Christlicher Glaube, bei dem die Person Christi nicht eine gegenwärtige Erfahrung ist, nicht eine Erfahrung hier und heute in und mit der Kirche, sondern Geschichte, Fotoalbum, - ein solcher Glaube kann sich nicht als Kraftquelle für das Leben entfalten. Ein solcher Glaube gibt kaum Antwort auf unser Menschsein und die damit verbundenen Fragen.

Wenn wir als Kirche die Glaubensferne vieler Menschen in der säkularisierten Gesellschaft beklagen, sollten wir Getaufte und Gefirmte uns selbst prüfen. Wir leben im Alltag, im Berufsleben und in der Familie oft so fern von Christus. Unser Glaube gleicht dem Fotoalbum, der Foto-CD. Die aber verändern nicht die Gegenwart.

Aufbruch zum Glauben hängt nicht davon ab, wie viel wir in der Kirche umkrempeln und modernisieren können. Aufbruch zum Glauben besagt, die Person Christi muss in unserem Leben als gegenwärtig erfahren werden. Die durchaus kostbaren Bilder im Fotoalbum unseres Glaubens müssten zum Laufen gebracht werden. Wie aber lernen die Bilder wieder laufen? Wie kann Christus und unsere Beziehung mit ihm Gegenwart werden, so dass wir eine lebendige Beziehung mit ihm eingehen können?

Das Neue Testament überliefert, wie wichtig es ist, Christus als gegenwärtig zu erfahren, um Jünger und Jüngerin Jesu sein zu können. Denken wir an Maria von Magdala, die sich am Ostermorgen traurig, ja weinend vor dem leeren Grab Jesu aufhält. Der Auferstandene steht bei ihr. Sie glaubt, Jesus sei fern. So erkennt sie ihn nicht und glaubt, es sei der Gärtner. Da tritt Jesus auf sie zu, macht sich ihr gegenwärtig. Erst als sie ihn als Gegenwärtigen erfasst, verändert sich ihre Trauer. Sie wird zur kraftvollen Erstverkünderin der Auferstehungsbotschaft.

Die Emmaus-Jünger waren gleichfalls traurige Christen, solange sie nur zurückblickten auf das, was mit Jesus geschehen war. Als sie den Auferstandenen beim Brechen des Brotes als Gegenwärtigen erfahren durften, erfüllte sich ihr Leben mit Freude, und sie kehrten voll Aufbruchsstimmung nach Jerusalem in den Kreis der Jünger, in die Kirche zurück.

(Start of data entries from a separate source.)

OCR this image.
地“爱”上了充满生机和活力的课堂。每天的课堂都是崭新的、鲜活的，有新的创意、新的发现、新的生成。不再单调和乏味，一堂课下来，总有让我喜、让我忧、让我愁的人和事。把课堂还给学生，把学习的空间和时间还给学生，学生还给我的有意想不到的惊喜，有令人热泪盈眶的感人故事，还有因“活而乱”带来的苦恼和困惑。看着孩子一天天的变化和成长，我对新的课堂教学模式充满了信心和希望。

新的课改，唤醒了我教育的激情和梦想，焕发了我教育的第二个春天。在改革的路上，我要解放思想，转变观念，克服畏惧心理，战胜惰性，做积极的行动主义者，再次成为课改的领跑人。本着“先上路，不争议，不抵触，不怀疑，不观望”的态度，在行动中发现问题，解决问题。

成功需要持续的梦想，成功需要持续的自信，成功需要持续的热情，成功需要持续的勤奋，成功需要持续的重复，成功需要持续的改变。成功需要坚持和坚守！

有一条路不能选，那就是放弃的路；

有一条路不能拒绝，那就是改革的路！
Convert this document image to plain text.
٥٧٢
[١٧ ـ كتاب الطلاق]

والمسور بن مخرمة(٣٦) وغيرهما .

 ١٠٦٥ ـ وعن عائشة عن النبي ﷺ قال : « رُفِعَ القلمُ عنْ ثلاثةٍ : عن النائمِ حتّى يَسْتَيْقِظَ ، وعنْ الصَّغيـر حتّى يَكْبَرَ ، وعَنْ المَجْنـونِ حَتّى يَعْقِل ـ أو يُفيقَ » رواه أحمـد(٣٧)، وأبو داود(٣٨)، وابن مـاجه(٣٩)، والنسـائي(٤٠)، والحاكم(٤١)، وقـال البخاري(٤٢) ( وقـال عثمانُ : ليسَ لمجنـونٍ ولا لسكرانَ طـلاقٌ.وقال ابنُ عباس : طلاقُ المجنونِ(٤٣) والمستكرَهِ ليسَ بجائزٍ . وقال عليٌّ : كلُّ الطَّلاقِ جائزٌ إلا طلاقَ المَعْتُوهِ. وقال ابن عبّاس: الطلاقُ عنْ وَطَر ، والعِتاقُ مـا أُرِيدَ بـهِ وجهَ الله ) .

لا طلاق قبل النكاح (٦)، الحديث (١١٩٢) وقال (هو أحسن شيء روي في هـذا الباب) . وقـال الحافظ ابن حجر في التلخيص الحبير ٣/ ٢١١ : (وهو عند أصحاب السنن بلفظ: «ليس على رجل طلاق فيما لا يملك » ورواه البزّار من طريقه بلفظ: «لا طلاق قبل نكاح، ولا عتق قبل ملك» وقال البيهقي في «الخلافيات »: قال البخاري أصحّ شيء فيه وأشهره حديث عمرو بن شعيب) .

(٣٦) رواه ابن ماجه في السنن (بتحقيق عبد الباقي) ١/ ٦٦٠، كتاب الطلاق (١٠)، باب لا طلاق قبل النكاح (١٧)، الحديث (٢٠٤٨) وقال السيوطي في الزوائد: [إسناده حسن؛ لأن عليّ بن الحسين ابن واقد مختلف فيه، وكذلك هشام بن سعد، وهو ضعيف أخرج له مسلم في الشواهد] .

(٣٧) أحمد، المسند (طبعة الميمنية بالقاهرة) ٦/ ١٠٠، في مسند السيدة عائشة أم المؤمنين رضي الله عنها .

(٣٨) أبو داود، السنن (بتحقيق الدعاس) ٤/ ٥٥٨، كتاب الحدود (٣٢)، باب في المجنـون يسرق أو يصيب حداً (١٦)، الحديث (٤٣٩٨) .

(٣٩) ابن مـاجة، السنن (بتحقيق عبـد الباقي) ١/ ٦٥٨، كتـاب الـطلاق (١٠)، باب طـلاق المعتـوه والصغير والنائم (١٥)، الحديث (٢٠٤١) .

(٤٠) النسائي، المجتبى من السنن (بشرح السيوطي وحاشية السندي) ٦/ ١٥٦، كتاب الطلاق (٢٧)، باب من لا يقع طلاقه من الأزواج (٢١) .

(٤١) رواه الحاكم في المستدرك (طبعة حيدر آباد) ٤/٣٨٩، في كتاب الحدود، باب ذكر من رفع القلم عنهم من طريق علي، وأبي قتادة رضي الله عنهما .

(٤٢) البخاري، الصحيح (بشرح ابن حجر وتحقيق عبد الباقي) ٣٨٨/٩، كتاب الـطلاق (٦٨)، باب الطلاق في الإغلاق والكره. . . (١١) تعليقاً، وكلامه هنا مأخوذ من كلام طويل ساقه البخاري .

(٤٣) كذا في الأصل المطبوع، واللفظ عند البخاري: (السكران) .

Aufbruch zum Glauben an Christus geschieht dort, wo die Person Christi zur gegenwärtigen Erfahrung wird. Ohne diese Erfahrung entfaltet der Glaube keine Kraft, er leuchtet nicht und zieht Glaubensferne nicht wirklich an. Ohne die Wirklichkeit der Gegenwart Christi wird all unsere Sorge um bessere und moderne Strukturen der Kirche nicht wirklich in den Aufbruch führen.

Die Kirche feiert zum Abschluss der Osterzeit das Pfingstfest. Im Kommen des Hl. Geistes am Pfingsttag erlebte die junge Kirche von Jerusalem, dass christlicher Glaube Erfahrung der Gegenwart der Person Christi ist. Zungen wie von Feuer erschienen über jedem; Zungen, das heißt: Gott redet. Der Heilige Geist ist Gotteskommunikation. Der Heilige Geist ist wie Feuer. Er ist Energie, Kraft und Glut Gottes. Die Vergegenwärtigung Christi geschieht nicht aus menschlicher Kraft, nicht aus theologischer Kompetenz, schon gar nicht aus der Einbildungskraft des Menschen heraus, sondern durch das Hereinbrechen des Gottesgeistes. Christus ereignet sich am Pfingsttag neu für die vielen Menschen unterschiedlicher Sprachen und Nationen durch Gotteskommunikation. Der Hl. Geist ist Gotteskommunikation. Wenn der Auferstandene als Gegenwärtiger im Leben der Kirche und jedes Getauften erlebt und gelebt wird, wirkt christlicher Glaube als brennendes und wärmendes Leuchtfeuer für diese Welt.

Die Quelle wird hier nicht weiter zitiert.